A trained healthcare worker (nurse) visited the patient at home for INR measurement and information similar to SOC. However, with NPTM, the nurse instantly processed the results and provided a new dosage scheme at the patient’s home. Relevant changes in medical information, mental status and social status were noted in the Web. In case of new comorbidities, contraindications and drug or food interaction, a physician of the back office staff was contacted. The dosage scheme (period 1–3 weeks) was calculated by the same dose finding system as used in SOC. The nurse checked, corrected if necessary and informed the patient. In complex cases, the back office medical staff was consulted. Optionally, the nurse assisted the patient in dispensing the right dosage in medicine dose box.

Outcome

The primary outcome was the mean TTR of both NPTM and SOC of VKA treatment in nonvalvular AF-patients.

Secondary outcomes were deaths, bleedings and thromboembolic events (any signs of thrombosis or embolism during VKA treatment). Bleedings were defined according to the definitions of the International Society of Thrombosis and Haemostasis. A major bleeding was defined as a fatal bleeding; and/or symptomatic bleeding in a critical area or organ, such as intracranial, intraspinal, intraocular, retroperitoneal, intra‐articular or pericardial, or intramuscular with compartment syndrome; and/or bleeding causing a fall in haemoglobin level of ≥ 20 g/L (1.24 mmol/L) or more, or leading to transfusion of two or more units of whole blood or red cells. A clinically relevant non-major bleeding was defined as bleeding that does not fit the criteria of major bleedings, but where a medical intervention by a healthcare professional was required; and/or hospitalization or increased level of care was needed; and/or a face to face (i.e., not just a telephone or electronic communication) evaluation was needed [12, 13]. Minor bleedings refer to bleedings that do not necessitate medical evaluation.

Statistics

Based on to the Annual Reports of the Dutch Federation of Thrombosis Centres (FNT), a TTR of 65% is expected for the SOC group (www.FNT.nl). A difference of 5% in TTR between NPTM and SOC is considered as relevant. The mean TTR of all thrombosis centres in the Netherlands is 75% (standard deviation (SD) 20% per patient). At a power of 80% and a 2-sided α-level of 0.05, a minimum of 252 patients is needed in each group. The study was not powered for secondary outcomes, because reliable information in the Annual Report of the FNT was missing.

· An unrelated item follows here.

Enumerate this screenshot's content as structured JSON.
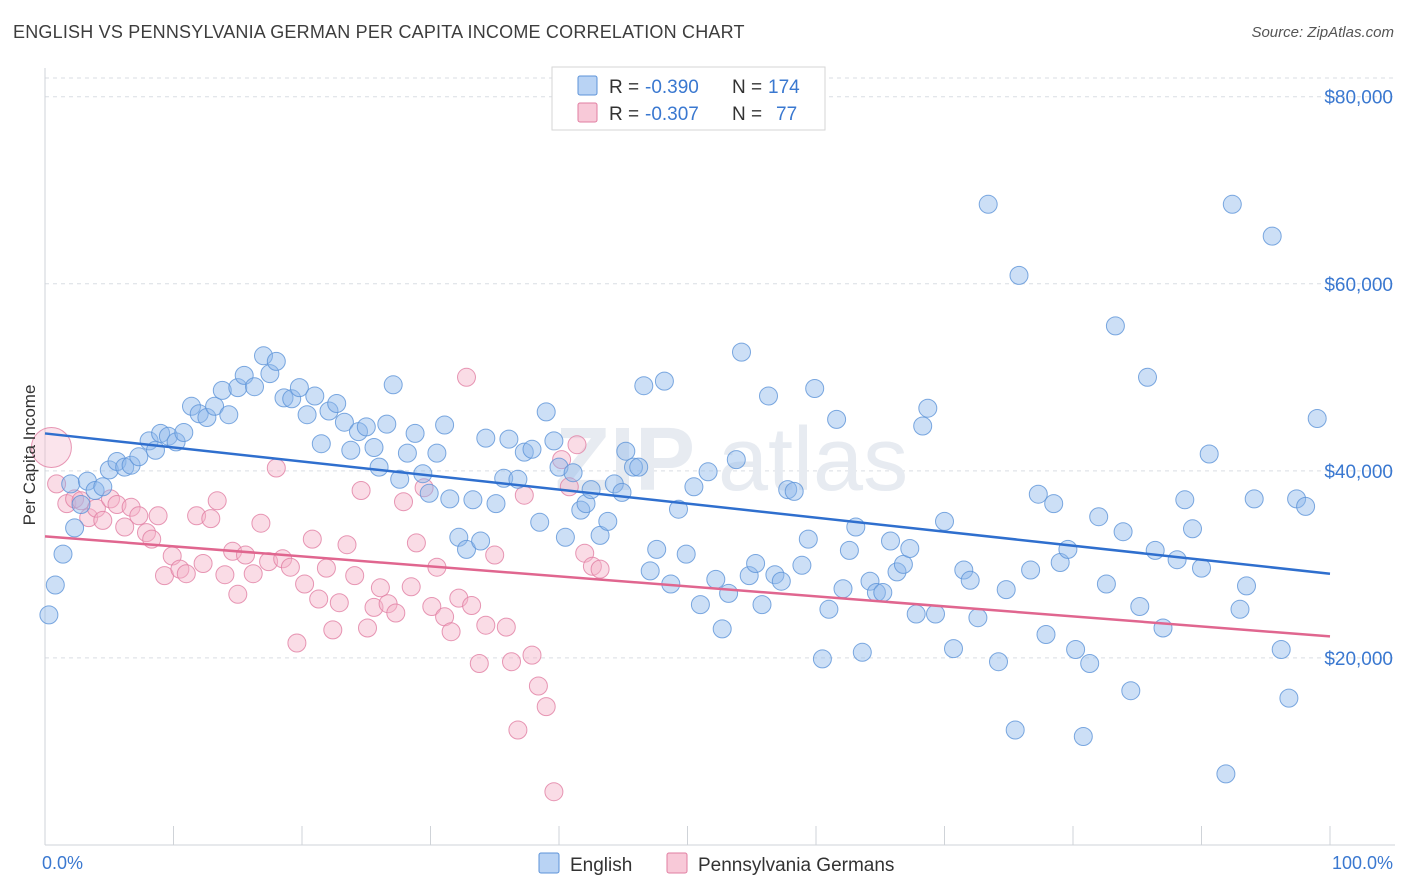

Age (mean) and sex (%female) of the NPTM and SOC group were compared using an unpaired t-test and chi-square tests respectively. The primary outcome, mean TTR, was calculated by the linear interpolation method of Rosendaal et. al. and based on daily measured INR-values [9]. The mean TTR of NTPM and SOC were compared using an unpaired-samples t-test. Odds Ratios (OR) with 95% confidence interval (95%CI) is used for comparison of the secondary outcomes. All analyses were performed by intention-to-treat using Analyse-IT.

Institutional Ethical Review Board (IRB)

The study was approved by the independent Institutional Review Board Isala Hospital/Zwolle-The Netherlands and is conducted according to the Dutch Medical Ethical Trial Guidelines (www.ccmo.nl).